Leer vooral door te doen, ondersteund door training. Veel bedrijven willen eerst iedereen uitgebreid trainen met uitgebreide presentaties, maar helaas word je door die presentaties niet lean. De uitdaging zit niet in het invoeren van nieuwe methodieken of principes, maar in het ontwikkelen van consistente gedragspatronen door de gehele organisatie. Veranderinitiatieven die hierop focussen zijn succesvoller dan die proberen gedeelde waarden in te prenten. Dit laatste kan zelfs leiden tot ongewenste gevolgen, met een no-win-situatie voor alle betrokkenen tot gevolg.
Wanneer je de transformatie aanpakt alsof het een werkproces zou zijn, dan sla je twee vliegen in een klap.
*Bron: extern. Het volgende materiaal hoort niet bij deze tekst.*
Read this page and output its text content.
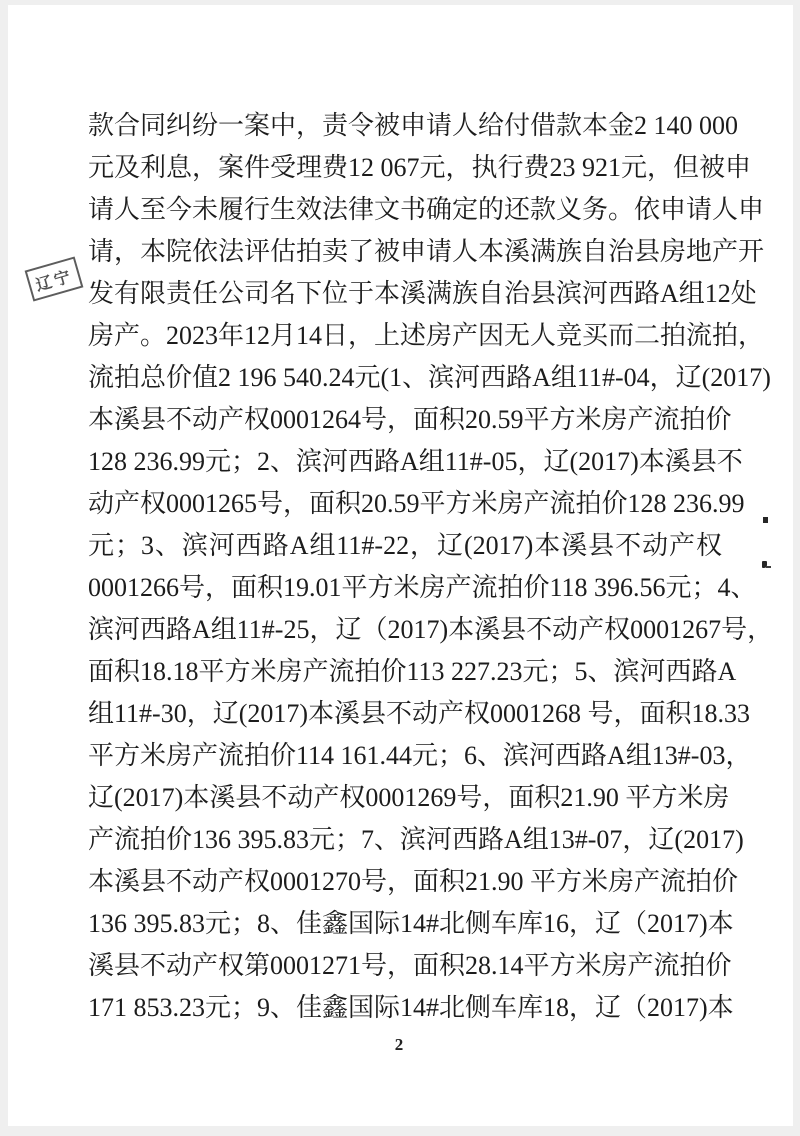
辽宁
款合同纠纷一案中，责令被申请人给付借款本金2 140 000
元及利息，案件受理费12 067元，执行费23 921元，但被申
请人至今未履行生效法律文书确定的还款义务。依申请人申
请，本院依法评估拍卖了被申请人本溪满族自治县房地产开
发有限责任公司名下位于本溪满族自治县滨河西路A组12处
房产。2023年12月14日，上述房产因无人竞买而二拍流拍，
流拍总价值2 196 540.24元(1、滨河西路A组11#-04，辽(2017)
本溪县不动产权0001264号，面积20.59平方米房产流拍价
128 236.99元；2、滨河西路A组11#-05，辽(2017)本溪县不
动产权0001265号，面积20.59平方米房产流拍价128 236.99
元；3、滨河西路A组11#-22，辽(2017)本溪县不动产权
0001266号，面积19.01平方米房产流拍价118 396.56元；4、
滨河西路A组11#-25，辽（2017)本溪县不动产权0001267号，
面积18.18平方米房产流拍价113 227.23元；5、滨河西路A
组11#-30，辽(2017)本溪县不动产权0001268 号，面积18.33
平方米房产流拍价114 161.44元；6、滨河西路A组13#-03，
辽(2017)本溪县不动产权0001269号，面积21.90 平方米房
产流拍价136 395.83元；7、滨河西路A组13#-07，辽(2017)
本溪县不动产权0001270号，面积21.90 平方米房产流拍价
136 395.83元；8、佳鑫国际14#北侧车库16，辽（2017)本
溪县不动产权第0001271号，面积28.14平方米房产流拍价
171 853.23元；9、佳鑫国际14#北侧车库18，辽（2017)本
2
Want zo leert men direct de normen en handelingen. Neem daarom een project als voorbeeld, om te laten zien hoe het hoort. Zorg dat het gewenste gedrag wordt uitgedragen en getoond door het management zelf, en zoek mechanismen om werknemers dit ook te laten doen. Denk bij gewenst lean-gedrag bijvoorbeeld aan: klantfocus, verbinden, samenwerken, een proactieve instelling, innovatie en aanpassingsvermogen.
Tot slot: heel veel succes en heb er plezier in!